Tuesday, March 7, 2017

Film Analysis - Jumanji

I actually never saw Jumanji as a kid. I first saw it some two years ago at one of the first Family Home Evenings I had when moving to Provo. Full of some heavy subject matter within the first 30 minutes, loss of a friend, death of parents, economic devastation, it really sends the mind racing. I thought it was rather scary for a children's movie, but imaginative nonetheless, expounding on some difficult themes like grief and denial after the loss/death of a close friend, and the error in avoiding "dangerous" past-times. I couldn't help but think of the film as a hardly-cautionary tale of Ouija boards.

In a small town in New Hampshire, Alan Parrish and his best friend Sarah Whittle escape the embarrassment of getting their friend laid off from the Parrish factory by playing a mysterious game that they excavated from god-knows when. When Alan is sucked into the game, Sarah runs away, leaving Alan stuck inside for 26 years. A new set of children discover the game when dealing with much more sever grief, and release Alan. Together they finish the game, surviving the raucous ordeal of wild, jungle-dwelling predators, and eventually undoing all of the horrors that occurred to them when they were younger.

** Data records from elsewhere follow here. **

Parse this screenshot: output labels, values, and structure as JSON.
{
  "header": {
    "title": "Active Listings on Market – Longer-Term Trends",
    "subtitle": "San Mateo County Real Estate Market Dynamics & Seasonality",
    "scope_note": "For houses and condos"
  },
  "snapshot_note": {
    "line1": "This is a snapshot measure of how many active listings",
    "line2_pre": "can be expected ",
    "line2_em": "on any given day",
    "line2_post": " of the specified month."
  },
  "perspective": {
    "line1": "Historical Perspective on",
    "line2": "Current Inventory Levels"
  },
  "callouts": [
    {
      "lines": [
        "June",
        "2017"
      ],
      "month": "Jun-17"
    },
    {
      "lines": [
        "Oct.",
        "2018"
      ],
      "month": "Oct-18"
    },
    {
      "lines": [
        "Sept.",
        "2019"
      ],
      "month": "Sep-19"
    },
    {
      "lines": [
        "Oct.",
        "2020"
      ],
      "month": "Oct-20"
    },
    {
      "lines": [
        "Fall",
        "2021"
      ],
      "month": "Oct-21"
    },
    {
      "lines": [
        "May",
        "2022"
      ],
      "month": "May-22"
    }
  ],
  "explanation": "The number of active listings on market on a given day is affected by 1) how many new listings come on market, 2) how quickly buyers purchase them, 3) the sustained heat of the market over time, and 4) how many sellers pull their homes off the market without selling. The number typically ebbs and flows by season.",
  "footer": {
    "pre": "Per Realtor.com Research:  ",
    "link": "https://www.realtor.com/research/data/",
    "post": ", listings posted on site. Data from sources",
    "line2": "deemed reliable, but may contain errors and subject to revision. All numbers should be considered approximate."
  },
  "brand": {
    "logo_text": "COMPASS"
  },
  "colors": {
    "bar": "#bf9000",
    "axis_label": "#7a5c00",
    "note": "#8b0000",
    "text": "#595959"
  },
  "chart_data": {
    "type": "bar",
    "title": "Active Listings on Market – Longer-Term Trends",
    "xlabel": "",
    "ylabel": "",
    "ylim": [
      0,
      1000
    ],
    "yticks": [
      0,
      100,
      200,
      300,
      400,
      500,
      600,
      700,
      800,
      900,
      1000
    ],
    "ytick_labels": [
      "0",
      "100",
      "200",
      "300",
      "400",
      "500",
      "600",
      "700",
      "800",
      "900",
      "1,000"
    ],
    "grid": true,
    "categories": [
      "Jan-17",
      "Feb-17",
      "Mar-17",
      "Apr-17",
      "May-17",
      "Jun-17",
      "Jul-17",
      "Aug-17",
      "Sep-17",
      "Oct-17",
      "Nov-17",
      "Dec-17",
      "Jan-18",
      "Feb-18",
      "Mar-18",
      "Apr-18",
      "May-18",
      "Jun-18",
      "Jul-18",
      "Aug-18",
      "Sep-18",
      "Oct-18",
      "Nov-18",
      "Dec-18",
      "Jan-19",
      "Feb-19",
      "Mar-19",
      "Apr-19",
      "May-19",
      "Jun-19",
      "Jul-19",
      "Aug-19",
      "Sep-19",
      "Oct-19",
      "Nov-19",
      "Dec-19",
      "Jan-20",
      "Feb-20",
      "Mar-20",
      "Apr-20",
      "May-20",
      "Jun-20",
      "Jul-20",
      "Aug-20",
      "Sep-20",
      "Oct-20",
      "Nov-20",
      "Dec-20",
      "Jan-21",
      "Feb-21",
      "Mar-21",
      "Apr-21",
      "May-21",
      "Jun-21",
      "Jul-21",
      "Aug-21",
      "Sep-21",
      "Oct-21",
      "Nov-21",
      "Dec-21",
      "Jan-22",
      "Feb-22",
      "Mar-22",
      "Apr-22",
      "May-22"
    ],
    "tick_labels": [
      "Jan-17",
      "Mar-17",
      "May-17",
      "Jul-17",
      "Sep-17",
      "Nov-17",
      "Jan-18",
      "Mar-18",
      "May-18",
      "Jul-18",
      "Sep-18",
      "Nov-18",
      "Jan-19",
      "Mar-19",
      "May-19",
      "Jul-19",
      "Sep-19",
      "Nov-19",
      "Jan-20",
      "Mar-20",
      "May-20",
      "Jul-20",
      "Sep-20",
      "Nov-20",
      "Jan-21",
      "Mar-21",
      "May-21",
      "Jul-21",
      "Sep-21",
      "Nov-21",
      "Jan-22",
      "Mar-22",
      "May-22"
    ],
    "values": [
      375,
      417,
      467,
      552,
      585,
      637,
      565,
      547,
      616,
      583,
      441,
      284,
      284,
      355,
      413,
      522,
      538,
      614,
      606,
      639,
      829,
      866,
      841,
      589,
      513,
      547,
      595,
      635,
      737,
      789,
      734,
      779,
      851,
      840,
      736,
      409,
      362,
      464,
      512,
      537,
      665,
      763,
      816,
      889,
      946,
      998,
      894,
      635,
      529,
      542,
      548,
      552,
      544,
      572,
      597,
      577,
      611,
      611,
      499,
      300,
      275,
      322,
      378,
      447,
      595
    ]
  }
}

Sadly underplayed is Sarah's denial over the disappearance of her greatest childhood friend. The game explicitly states to the player, "Do not play unless you intend to finish," but her fear over the power of the game pushes her away, even to the extent of helping her friend. A profound apology over her friend - and her own - lost youth brings them back together. Jumanji almost act a symbol for the grieving process itself, and the damage of stagnation in the first stage: denial and isolation. The invitation of the game itself as a "way to leave the world behind," is so poetically deceptive. It acts a specter of evil promising transcendent imagination, but only offering debilitating escapism.

The intrigue of the game can be likened to my own experience fooling around with Ouija boards as teenager. While I never found anything particularly extraordinary with my experience playing with the board, the mechanics of Jumanji resemble the mystery of Ouija, such as the way it "moves on its own, " and plays out riddles according the roller's personal situation. At least in Ouija, this is purely circumstantial, because the player simply draws from his own anxieties to mislead other players. In Jumanji, its riddles, the most difficult of which is the re-appearance of Alan's deceased father to hunt and kill him, aim to prey on the fears and stunted growth of the protagonists. Jumanji deceptively imagines a cruel, merciless world as the idiomatic "jungle out there," despite the endearing friendships that get us through it.

It's sort of a shame that I didn't see this movie when I was younger. Ouijas never really did me wrong, but it certainly spooked a lot of my friends, an experience which may have been rich in imaginative lies, but unkind to the health of my own friends. I suppose maybe we don't need board games to love our time with friends. We just need our own minds, and our own imagination.